Comparison is a terrible thing, and that is something I will always have to live with.
 

"We can't sit next to her. She might be a Muslim."

I always thought that a campus library was a place people go to study quietly. That's exactly what I was doing. I was sitting at a four person table with my math textbook and notebook in front of me, quickly and accurately working out and solving math equations. Three seats were unoccupied.

You saw me and said, "We can't sit next to her. She might be a Muslim."

I don't wear a hijab, but that doesn't make me any less Muslim than a woman who does. And, to clarify, I am actually half Muslim and half Hindu.

Regardless of those facts, so what if I'm Muslim?
Does my brown skin offend you?
Do my tattoos and long dark brown hair suggest something?
Why does me being a Muslim deter you from sharing a public space with me?
Why does me being Muslim bother you?
Does my lack of a hijab make you think that I am some radical form of Muslim?
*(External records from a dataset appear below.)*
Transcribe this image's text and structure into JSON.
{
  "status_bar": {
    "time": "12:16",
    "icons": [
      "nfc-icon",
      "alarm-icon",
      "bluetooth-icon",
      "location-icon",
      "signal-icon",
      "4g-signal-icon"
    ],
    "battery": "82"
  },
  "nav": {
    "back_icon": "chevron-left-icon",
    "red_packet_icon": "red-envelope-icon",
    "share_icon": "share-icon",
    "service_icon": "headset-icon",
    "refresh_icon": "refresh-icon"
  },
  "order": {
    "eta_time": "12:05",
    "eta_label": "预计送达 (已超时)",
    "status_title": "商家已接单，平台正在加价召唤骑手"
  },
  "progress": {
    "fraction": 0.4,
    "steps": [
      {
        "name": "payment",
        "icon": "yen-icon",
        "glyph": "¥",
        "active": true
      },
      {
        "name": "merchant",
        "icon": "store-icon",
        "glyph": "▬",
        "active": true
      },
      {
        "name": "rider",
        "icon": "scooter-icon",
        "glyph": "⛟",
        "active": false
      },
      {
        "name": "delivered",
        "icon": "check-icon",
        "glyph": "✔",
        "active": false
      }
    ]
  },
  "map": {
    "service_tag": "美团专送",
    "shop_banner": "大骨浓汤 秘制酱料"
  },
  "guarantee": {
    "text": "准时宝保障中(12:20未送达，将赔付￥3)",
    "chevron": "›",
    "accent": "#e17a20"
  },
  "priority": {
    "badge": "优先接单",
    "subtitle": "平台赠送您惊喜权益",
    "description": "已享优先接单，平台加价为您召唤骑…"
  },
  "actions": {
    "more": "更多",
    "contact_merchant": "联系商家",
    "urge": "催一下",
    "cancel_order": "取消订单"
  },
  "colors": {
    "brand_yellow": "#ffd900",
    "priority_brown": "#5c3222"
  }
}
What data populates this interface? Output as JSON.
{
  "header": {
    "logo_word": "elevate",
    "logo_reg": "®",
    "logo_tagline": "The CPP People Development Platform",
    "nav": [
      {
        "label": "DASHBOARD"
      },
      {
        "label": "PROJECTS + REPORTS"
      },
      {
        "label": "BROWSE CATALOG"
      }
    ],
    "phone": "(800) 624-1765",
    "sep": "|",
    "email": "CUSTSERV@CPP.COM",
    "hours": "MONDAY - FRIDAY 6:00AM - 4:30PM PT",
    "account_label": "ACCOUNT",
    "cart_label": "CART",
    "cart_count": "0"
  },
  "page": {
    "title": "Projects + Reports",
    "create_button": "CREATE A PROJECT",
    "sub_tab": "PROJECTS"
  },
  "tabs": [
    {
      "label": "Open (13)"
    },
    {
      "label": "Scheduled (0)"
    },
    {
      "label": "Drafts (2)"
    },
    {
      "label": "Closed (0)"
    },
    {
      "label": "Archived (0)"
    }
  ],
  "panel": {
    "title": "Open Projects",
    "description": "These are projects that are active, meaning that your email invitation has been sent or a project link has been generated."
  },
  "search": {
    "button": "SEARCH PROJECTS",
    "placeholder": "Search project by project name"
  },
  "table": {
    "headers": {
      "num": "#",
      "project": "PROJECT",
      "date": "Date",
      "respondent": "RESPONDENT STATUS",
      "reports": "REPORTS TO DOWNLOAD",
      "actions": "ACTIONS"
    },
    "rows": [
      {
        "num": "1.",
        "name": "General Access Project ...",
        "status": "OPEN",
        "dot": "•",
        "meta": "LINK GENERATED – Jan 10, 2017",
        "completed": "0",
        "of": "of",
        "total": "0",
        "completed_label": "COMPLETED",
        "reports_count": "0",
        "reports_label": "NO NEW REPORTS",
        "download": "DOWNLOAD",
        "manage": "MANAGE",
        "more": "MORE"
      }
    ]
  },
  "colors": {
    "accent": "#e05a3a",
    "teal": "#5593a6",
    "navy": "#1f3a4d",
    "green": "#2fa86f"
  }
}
I just wish to understand why my religion is an issue to you. I guess it just does not make any sense...especially because you never once said a word to me in your life, and because well...this is a library.

I'm doing math homework.
You probably want to do homework as well.
The table is not going to hurt you.
Neither will I, nor will my religion.

Virgin Mary

I've been sensitive and insecure for as long as I can remember. But I didn't know how sensitive and insecure I was until someone pointed out a flaw I didn't know I had. 

I was what they would call a "church girl." I went to as many church functions as possible and I absolutely loved my church family. I also had one simple promise I made to myself that meant a lot to me. I was going to stay a virgin until the night of my wedding. 

I had no idea that over half of the world did not share the same thing with me. I thought it was so common to be a virgin.

Until one day it started to be something that was used as an insult against me. I got called things like "Virgin Mary," "prude," "chastity belt". 

Being a virgin was no longer something to be proud of. It was just another thing for me to hate about myself.